Sudan: UN Condemns Reported Killing of De-Miners by Ugandan Rebels

New York, Oct 31 2005 2:00PM

The United Nations special envoy to Sudan condemned the killing of two Swiss de-miners in an alleged ambush in South Sudan today by the Lord Resistance Army (LRA).

The two men, employees of the Swiss Foundation for Mine Action, were driving along the Juba-Nimule road in a three-vehicle convoy when they were stopped by three men, ordered out of the vehicle, and killed. The two following vehicles turned around and took refuge in the Sudanese Armed Forces camp farther south.

The Special Representative of the Secretary-General for Sudan, Jan Pronk, expressed his outrage at the “cowardly” killings and urged a speedy investigation into the circumstances of the attack, to identify the perpetrators, and to bring them to justice.

The slain workers were under the employ of the UN World Food Programme (WFP), and were assigned with clearing vital roads of mines in the area to ensure the safety of returnees, and the use of the roads by the UN and its partners, the UN Mission in Sudan (UNMIS) said. Preliminary reports indicate that two armed Sudanese Army soldiers were also wounded during the interchange.

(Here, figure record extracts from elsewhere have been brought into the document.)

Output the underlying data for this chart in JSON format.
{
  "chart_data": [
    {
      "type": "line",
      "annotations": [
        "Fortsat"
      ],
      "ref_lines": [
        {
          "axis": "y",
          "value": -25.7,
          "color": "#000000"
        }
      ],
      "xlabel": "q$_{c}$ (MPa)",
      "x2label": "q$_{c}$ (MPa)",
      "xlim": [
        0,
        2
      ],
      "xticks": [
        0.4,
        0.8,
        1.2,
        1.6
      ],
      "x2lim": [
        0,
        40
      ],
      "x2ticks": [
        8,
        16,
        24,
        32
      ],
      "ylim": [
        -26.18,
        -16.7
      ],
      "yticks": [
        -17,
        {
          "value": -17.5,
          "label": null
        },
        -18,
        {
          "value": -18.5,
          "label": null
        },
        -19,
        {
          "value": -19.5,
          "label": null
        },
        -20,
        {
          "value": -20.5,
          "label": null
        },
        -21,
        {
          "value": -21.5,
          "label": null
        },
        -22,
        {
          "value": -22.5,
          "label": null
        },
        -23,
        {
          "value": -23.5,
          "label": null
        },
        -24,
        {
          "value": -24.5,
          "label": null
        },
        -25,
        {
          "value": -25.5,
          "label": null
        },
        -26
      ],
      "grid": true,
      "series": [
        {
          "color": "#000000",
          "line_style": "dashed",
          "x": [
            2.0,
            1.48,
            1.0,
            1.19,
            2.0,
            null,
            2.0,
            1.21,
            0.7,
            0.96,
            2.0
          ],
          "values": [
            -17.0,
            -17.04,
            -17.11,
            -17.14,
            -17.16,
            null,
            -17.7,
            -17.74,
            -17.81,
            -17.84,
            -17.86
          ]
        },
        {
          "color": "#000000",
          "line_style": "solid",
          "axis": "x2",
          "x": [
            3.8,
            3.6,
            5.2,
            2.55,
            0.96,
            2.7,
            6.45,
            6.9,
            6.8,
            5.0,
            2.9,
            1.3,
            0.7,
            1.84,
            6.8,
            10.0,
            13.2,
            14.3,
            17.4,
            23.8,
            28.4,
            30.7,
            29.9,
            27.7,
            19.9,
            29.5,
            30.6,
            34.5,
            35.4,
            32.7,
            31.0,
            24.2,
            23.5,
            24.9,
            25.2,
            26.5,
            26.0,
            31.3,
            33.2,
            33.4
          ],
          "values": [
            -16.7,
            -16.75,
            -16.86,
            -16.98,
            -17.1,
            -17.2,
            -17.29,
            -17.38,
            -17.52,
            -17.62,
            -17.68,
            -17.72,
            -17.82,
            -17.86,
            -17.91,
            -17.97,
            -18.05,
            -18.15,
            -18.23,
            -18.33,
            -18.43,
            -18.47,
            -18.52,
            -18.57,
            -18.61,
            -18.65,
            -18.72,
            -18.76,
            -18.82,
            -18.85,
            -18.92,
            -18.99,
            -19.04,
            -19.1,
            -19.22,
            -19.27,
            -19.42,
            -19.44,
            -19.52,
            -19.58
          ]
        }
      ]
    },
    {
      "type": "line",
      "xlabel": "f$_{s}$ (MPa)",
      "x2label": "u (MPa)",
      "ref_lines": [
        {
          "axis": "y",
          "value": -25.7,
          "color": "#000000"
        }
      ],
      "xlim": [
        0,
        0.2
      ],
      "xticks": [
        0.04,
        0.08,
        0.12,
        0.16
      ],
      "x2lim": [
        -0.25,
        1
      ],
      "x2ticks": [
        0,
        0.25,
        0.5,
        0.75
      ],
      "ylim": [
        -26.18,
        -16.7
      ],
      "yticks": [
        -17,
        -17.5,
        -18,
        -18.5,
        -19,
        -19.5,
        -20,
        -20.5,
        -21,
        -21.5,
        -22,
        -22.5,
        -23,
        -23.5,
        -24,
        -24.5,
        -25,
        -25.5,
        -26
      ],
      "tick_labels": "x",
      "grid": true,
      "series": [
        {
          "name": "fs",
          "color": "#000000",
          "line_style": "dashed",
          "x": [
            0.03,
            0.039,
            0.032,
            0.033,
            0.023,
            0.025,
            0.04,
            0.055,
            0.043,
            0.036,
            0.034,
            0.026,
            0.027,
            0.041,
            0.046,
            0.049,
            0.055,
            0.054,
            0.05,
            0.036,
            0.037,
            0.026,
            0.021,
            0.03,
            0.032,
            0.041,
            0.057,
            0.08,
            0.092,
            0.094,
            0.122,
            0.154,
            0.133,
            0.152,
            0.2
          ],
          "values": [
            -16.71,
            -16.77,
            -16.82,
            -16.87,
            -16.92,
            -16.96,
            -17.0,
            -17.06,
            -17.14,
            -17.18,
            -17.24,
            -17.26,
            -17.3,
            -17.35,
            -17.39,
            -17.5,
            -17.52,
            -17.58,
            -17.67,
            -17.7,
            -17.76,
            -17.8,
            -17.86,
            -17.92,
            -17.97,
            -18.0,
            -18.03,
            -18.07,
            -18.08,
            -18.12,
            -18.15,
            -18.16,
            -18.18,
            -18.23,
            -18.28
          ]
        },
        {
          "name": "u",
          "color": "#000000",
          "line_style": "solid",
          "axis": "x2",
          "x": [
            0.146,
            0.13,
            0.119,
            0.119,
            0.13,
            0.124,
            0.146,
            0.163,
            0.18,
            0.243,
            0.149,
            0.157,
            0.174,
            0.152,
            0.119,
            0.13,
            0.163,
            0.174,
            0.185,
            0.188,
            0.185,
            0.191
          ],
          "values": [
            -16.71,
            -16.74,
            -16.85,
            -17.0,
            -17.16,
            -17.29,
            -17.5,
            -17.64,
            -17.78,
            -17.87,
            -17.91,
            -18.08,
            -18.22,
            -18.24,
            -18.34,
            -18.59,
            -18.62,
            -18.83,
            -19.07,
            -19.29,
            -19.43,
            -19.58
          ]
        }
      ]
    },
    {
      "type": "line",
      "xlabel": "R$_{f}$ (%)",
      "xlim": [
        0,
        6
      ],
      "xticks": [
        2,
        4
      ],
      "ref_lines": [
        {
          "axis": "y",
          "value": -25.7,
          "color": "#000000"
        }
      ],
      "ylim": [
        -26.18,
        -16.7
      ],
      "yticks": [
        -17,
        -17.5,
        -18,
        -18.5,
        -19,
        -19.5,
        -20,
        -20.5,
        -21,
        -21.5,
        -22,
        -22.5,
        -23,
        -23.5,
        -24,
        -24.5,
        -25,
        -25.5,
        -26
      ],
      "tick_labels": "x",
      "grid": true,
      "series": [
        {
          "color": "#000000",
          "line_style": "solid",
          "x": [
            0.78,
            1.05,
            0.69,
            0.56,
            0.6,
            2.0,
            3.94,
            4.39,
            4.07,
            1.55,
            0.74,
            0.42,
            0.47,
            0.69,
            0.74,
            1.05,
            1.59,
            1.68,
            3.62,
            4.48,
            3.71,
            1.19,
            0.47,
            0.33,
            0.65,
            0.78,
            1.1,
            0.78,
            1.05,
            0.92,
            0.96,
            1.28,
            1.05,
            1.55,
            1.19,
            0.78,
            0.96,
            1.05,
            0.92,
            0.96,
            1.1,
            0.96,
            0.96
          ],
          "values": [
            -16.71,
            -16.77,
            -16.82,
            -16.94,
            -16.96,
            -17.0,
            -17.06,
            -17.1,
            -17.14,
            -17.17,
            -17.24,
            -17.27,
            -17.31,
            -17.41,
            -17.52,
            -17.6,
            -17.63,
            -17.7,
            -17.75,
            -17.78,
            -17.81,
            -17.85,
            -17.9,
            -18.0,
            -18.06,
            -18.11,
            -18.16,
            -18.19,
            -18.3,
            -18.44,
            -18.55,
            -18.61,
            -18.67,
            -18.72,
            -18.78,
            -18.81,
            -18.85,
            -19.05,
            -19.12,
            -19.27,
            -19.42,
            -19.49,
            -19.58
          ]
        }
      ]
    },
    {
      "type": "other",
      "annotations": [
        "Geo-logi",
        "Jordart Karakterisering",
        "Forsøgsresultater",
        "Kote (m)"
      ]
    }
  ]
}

Mr. Pronk also called on the Sudanese Government and the Government of South Sudan to exert every effort to ensure the safety and security of all humanitarian workers, and to expedite joint action to contain small armed groups still active in South Sudan, including the LRA.

Security continues to be an issue of concern in South Sudan with banditry and looting in the area, said UNMIS which has been reporting a growing tension there since the middle of September. On 25 October, the UN High Commissioner for Refugees (UNHCR) Anto·nio Guterres told reporters that the security situation in the country had deteriorated sharply, with aid workers increasingly the focus of attacks, seriously hampering humanitarian workers. UNMIS also reported on 19 October the continued extortion and forced conscription of returnees by local militias in the war-torn country.